Due to his success in Philadelphia the next year Keiley became the fourth American elected to the Linked Ring, which at that time was the most prominent photographic society in the world promoting pictorialism.

In 1900 he joined the Camera Club of New York and had a one-person exhibition in the Club's gallery. At that time Stieglitz was serving as the Vice President of the Club and editor of the Club's journal Camera Notes, and Keiley soon became his closest ally. Stieglitz asked him to become Associate Editor of the journal, and over the next few years Keiley was one of its most prolific writers, contributing articles on aesthetics, exhibition reviews and technical articles. He also had several of his photographs published in the journal.

While working with Stieglitz the two began experimenting with a new printing technique for glycerine-developed platinum prints, and they co-authored an article on the subject that was later published in Camera Notes.

In 1902 Stieglitz included Keiley as one of the founding members of the Photo-Secession, and he had fifteen of his prints (one more than Edward Steichen) included in the inaugural exhibition of the Photo-Secession at the National Arts Club.

When Stieglitz started Camera Work in 1903 he asked Keiley to become associate editor, and for the next eleven years he was second only to Stieglitz in the details of publishing the journal. He contributed dozens of essays, reviews and technical articles, and he advised Stieglitz about promising new photographers from Europe.
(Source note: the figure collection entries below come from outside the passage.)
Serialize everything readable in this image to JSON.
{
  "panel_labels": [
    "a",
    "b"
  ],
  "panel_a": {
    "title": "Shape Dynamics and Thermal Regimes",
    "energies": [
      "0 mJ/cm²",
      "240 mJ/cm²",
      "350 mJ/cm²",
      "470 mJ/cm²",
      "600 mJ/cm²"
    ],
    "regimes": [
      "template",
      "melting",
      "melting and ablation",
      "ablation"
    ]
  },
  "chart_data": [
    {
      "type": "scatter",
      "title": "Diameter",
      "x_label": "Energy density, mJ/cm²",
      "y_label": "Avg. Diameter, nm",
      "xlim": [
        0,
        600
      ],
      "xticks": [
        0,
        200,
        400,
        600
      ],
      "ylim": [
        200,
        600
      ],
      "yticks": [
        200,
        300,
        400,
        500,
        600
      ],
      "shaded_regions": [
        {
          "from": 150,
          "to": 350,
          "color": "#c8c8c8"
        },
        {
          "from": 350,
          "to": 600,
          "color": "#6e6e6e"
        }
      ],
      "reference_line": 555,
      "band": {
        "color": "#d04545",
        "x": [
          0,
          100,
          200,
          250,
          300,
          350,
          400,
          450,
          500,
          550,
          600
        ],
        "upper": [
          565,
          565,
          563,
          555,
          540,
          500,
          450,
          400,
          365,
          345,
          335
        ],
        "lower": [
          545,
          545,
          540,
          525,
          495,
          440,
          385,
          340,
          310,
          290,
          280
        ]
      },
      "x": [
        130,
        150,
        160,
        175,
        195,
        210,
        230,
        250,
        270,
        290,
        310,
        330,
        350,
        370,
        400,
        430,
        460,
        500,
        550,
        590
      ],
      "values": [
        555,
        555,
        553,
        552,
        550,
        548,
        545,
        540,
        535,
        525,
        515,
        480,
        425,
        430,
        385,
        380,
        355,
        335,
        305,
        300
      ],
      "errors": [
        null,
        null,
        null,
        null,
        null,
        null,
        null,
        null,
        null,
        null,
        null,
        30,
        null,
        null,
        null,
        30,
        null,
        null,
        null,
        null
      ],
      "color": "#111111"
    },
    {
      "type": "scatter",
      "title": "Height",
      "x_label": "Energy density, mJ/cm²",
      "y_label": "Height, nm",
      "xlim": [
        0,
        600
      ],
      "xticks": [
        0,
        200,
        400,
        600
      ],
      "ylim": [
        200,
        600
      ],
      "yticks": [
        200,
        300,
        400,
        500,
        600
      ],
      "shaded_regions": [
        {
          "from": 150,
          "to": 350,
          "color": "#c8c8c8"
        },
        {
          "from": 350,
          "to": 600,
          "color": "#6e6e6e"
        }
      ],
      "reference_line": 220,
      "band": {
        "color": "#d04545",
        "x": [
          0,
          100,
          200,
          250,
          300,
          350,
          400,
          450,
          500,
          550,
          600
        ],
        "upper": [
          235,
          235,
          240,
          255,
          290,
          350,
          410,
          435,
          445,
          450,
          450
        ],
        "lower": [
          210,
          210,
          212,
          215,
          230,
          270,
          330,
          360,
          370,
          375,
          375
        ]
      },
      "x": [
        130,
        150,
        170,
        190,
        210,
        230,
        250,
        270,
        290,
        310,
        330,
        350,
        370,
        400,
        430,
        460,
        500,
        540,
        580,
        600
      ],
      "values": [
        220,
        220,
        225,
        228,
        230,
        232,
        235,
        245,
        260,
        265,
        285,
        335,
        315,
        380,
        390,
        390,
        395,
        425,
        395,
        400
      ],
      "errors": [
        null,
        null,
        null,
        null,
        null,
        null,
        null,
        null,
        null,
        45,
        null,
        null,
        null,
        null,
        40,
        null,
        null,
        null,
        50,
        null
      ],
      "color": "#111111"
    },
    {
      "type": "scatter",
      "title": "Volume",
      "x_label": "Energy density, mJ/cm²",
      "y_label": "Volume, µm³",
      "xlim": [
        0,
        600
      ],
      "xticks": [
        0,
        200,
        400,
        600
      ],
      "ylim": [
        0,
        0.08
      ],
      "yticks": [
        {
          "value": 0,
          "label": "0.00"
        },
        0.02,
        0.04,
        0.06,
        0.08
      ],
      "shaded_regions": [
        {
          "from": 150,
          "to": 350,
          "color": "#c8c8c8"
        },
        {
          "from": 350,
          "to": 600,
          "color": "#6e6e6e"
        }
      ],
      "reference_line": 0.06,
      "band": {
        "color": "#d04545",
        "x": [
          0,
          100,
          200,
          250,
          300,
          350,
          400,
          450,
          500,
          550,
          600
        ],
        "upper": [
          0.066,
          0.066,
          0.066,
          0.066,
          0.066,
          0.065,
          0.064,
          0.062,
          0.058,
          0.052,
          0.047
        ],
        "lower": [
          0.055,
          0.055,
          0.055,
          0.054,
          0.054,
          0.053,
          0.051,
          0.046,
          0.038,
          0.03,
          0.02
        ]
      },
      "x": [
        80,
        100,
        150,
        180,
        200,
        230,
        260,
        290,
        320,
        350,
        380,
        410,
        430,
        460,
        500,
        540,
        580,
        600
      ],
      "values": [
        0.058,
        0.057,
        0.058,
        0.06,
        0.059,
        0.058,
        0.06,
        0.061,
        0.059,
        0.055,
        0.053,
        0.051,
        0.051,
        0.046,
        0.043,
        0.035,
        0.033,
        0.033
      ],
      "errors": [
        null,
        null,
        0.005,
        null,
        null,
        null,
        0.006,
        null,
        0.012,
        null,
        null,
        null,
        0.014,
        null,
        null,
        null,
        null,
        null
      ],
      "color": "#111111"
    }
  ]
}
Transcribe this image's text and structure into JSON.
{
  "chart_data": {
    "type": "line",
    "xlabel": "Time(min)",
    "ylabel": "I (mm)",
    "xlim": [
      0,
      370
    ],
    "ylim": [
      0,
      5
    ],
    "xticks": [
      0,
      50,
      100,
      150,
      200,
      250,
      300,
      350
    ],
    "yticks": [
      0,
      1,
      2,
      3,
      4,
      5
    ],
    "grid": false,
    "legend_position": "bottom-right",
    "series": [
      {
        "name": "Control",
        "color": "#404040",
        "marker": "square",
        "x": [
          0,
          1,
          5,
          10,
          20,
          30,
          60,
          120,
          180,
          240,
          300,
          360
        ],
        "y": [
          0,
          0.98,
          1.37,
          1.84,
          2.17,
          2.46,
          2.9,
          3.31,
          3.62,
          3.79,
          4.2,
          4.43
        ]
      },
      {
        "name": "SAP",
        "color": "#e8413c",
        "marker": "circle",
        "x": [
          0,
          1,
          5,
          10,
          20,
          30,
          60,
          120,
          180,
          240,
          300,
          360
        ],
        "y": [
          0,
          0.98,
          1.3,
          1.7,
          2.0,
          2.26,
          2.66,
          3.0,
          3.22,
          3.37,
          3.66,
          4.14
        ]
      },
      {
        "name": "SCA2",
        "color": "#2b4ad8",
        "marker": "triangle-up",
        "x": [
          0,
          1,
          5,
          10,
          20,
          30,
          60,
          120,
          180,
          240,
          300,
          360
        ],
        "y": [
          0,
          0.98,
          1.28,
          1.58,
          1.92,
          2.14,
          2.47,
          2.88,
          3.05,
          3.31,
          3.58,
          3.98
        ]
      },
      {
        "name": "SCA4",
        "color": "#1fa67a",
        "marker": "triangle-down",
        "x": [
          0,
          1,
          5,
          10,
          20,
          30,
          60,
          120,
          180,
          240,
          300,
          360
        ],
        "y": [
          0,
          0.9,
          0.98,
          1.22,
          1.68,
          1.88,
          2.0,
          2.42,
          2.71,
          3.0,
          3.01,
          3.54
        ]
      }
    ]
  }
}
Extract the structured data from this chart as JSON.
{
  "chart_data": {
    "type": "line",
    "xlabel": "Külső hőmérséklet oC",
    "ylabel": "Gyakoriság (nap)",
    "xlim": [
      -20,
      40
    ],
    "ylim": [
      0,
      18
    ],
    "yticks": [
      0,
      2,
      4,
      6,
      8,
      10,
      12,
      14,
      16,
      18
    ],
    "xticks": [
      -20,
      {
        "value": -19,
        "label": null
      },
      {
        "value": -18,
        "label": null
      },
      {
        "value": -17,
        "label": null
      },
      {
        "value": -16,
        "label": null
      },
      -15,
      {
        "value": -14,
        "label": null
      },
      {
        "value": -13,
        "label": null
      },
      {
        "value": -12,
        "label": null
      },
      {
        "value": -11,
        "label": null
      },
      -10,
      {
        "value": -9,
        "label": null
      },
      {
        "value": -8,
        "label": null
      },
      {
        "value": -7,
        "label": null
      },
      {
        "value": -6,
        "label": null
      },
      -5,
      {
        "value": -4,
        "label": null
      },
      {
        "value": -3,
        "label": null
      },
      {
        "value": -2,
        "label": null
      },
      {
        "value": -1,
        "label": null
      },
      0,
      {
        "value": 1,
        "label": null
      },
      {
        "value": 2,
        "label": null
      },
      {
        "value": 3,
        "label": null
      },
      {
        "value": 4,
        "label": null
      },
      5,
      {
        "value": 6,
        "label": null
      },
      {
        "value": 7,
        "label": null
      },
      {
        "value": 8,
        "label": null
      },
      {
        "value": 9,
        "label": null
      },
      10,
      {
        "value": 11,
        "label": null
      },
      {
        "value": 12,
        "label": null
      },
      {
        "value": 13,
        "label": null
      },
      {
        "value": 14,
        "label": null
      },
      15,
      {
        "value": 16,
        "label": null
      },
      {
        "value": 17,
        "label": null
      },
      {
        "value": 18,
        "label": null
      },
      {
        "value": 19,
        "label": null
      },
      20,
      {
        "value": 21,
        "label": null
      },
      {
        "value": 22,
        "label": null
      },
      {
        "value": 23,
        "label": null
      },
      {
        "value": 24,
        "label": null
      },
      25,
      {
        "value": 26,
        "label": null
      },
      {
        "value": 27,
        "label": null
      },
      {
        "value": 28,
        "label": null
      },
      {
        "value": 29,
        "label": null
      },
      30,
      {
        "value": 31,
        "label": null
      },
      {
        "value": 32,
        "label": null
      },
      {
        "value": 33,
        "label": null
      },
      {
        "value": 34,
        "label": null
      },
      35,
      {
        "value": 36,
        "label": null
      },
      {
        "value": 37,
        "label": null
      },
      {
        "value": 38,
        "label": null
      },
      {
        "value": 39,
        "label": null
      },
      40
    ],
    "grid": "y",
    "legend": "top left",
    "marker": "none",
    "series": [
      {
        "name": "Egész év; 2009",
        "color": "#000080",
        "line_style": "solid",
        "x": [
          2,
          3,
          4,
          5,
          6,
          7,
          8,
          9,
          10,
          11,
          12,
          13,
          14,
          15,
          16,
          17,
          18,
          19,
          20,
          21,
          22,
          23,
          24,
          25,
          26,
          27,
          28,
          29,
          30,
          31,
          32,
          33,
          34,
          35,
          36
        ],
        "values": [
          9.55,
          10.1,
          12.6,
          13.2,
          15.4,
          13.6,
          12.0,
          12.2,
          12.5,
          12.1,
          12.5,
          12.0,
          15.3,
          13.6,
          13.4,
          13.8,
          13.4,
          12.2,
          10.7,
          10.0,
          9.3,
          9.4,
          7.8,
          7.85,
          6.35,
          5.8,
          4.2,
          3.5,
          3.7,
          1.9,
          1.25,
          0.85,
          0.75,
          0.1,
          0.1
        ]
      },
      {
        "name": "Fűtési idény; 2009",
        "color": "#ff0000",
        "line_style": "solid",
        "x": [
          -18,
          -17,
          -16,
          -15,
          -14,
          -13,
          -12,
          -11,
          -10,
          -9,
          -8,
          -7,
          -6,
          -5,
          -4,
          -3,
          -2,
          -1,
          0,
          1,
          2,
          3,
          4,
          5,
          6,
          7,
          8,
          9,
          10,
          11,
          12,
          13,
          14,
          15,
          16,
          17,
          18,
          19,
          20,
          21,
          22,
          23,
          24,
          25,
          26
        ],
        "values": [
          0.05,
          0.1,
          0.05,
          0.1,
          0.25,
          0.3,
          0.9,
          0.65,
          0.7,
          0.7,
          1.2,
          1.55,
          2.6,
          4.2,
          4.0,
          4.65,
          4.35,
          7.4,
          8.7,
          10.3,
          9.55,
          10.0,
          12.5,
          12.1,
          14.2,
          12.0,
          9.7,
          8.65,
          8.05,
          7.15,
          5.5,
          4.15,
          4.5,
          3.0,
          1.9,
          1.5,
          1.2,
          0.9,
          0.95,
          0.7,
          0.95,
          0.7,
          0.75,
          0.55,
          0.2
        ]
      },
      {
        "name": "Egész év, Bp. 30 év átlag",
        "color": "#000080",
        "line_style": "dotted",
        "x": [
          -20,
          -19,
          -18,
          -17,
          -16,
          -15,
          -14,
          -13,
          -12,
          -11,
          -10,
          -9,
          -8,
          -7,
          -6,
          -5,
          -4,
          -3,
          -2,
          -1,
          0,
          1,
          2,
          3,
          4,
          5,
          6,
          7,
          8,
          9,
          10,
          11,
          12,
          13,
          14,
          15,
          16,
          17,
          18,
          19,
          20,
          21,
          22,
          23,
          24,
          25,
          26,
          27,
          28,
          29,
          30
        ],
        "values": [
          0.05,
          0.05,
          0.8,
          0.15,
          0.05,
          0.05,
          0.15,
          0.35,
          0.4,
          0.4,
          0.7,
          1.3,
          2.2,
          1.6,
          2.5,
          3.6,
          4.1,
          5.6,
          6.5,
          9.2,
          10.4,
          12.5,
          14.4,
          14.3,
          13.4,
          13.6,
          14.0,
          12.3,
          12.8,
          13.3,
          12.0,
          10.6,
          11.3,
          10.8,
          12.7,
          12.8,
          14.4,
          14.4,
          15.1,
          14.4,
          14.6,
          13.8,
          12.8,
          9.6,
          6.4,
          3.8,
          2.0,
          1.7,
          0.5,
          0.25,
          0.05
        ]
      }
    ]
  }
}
Keiley had seven gravures published in Camera Work, one in 1903 and six in 1907.

Later in his life he traveled to Europe and Mexico, and he spent several years trying to seat a radical friend, in a peaceful coup, as President of Mexico.

In 1914 Keiley died of Bright's Disease. Stieglitz wrote a long eulogy for his friend in Camera Work, and he kept Keiley's name on the masthead of the journal until it ceased publication in 1917.